Plant Biomass from Grasses: An Underutilized Feedstock for Microbial Production of Chemicals and Biopolymers
Thomas P. West*
Department of Biology and Microbiology, South Dakota State University Brookings, SD 57007, USA
- *Corresponding Author:
- Thomas P. West
Department of Biology and Microbiology
South Dakota State University, Box 2104A
Brookings, SD 57007, USA
E-mail: [email protected]
Received date: October 28, 2013; Accepted date: October 30, 2013; Published date: November 04, 2013
Citation: West TP (2013) Plant Biomass from Grasses: An Underutilized Feedstock for Microbial Production of Chemicals and Biopolymers.
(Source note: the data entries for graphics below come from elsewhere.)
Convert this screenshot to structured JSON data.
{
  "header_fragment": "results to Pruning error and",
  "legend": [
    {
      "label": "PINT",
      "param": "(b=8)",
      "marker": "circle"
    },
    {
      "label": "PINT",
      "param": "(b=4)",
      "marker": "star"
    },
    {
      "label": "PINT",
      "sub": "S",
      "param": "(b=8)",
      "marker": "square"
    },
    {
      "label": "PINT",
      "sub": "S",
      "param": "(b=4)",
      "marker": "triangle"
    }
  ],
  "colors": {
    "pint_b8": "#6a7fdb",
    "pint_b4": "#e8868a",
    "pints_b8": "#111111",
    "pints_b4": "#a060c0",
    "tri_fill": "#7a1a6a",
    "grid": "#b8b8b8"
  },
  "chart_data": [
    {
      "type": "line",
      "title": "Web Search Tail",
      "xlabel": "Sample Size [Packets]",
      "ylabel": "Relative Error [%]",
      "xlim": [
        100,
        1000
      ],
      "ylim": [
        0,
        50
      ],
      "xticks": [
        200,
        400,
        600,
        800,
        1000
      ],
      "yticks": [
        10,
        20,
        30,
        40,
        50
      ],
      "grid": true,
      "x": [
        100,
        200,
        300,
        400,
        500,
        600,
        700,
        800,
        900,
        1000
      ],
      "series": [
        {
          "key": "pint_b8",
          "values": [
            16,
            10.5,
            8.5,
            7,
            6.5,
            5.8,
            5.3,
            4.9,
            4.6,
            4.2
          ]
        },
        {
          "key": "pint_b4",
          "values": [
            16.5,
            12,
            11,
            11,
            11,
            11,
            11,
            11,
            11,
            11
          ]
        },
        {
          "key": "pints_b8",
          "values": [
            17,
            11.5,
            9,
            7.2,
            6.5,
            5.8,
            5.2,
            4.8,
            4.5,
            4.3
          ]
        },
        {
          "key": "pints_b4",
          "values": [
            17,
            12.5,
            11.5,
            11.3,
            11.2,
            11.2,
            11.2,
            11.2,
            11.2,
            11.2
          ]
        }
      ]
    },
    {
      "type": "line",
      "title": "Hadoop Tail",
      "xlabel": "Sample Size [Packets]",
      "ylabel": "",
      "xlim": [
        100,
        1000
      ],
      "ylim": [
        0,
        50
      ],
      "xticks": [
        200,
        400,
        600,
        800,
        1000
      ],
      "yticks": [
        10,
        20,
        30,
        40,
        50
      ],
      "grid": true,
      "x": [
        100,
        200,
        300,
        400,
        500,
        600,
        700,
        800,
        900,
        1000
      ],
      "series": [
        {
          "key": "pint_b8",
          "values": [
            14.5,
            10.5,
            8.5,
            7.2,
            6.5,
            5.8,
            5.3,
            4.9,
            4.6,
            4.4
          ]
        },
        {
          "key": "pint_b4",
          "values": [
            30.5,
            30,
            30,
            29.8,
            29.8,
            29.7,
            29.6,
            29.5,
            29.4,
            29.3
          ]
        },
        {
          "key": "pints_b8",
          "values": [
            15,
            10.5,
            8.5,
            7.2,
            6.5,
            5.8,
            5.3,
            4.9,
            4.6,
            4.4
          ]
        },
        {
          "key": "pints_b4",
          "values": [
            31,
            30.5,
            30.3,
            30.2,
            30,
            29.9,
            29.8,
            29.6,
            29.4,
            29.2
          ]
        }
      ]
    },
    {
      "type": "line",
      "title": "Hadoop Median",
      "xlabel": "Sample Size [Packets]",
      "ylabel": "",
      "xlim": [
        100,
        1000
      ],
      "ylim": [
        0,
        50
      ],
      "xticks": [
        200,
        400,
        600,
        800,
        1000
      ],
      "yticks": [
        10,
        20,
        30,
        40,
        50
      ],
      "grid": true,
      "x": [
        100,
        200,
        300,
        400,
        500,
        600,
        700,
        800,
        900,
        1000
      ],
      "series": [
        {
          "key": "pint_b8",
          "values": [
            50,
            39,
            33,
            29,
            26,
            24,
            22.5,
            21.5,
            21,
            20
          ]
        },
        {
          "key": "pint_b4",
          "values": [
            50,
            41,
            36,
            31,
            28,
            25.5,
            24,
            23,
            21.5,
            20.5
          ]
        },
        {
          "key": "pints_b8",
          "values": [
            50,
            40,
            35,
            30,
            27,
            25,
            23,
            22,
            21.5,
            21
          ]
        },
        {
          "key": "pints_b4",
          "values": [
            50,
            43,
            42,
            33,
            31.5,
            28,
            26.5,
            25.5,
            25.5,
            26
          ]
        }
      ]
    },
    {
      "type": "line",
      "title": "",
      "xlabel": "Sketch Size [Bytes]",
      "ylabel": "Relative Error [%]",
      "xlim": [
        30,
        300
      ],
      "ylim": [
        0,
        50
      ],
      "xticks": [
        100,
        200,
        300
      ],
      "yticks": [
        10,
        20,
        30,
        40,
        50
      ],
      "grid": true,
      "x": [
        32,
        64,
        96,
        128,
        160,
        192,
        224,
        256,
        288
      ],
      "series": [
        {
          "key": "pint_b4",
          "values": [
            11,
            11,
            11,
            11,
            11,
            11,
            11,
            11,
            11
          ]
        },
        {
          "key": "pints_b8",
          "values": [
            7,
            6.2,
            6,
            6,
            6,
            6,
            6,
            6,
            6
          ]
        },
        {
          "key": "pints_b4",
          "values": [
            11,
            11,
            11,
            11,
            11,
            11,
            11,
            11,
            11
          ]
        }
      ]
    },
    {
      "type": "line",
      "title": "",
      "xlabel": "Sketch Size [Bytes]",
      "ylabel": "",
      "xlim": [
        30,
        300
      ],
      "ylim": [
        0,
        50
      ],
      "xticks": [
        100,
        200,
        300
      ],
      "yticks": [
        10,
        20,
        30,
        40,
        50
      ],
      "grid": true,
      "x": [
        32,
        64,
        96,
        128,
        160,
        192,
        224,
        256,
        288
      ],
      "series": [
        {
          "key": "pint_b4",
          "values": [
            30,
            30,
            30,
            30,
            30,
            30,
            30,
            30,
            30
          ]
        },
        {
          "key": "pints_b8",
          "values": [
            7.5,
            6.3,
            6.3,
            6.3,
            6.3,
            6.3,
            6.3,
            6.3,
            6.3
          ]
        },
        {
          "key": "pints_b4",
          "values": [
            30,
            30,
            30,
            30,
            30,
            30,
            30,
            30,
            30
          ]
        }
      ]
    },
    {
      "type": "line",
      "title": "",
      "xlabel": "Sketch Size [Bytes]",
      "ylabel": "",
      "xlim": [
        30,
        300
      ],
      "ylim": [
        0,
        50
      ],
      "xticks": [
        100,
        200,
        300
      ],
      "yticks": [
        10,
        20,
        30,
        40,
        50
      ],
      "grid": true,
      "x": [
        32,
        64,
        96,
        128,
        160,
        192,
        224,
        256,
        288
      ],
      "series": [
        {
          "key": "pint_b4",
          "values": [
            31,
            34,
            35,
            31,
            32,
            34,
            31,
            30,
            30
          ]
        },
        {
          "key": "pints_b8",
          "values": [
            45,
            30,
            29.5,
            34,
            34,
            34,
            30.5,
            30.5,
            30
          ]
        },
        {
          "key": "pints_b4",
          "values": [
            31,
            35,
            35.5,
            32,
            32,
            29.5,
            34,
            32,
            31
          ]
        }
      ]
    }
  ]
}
J Microb Biochem Technol 5:e115. doi: 10.4172/1948-5948.1000e115
Copyright: © 2013 West TP. This is an open-access article distributed under the terms of the Creative Commons Attribution License, which permits unrestricted use, distribution, and reproduction in any medium, provided the original author and source are credited.
Plant biomass from grasses is an underutilized feedstock for the microbial production of chemicals and biopolymers. Hydrolysates of this type of plant biomass provide sufficient levels of glucose or xylose to support specialty chemical and biopolymer production. Considering the availability of these grasses worldwide, additional studies are needed to determine whether the production of industrially important chemicals and biopolymers from grasses using microbial bioconversion is feasible.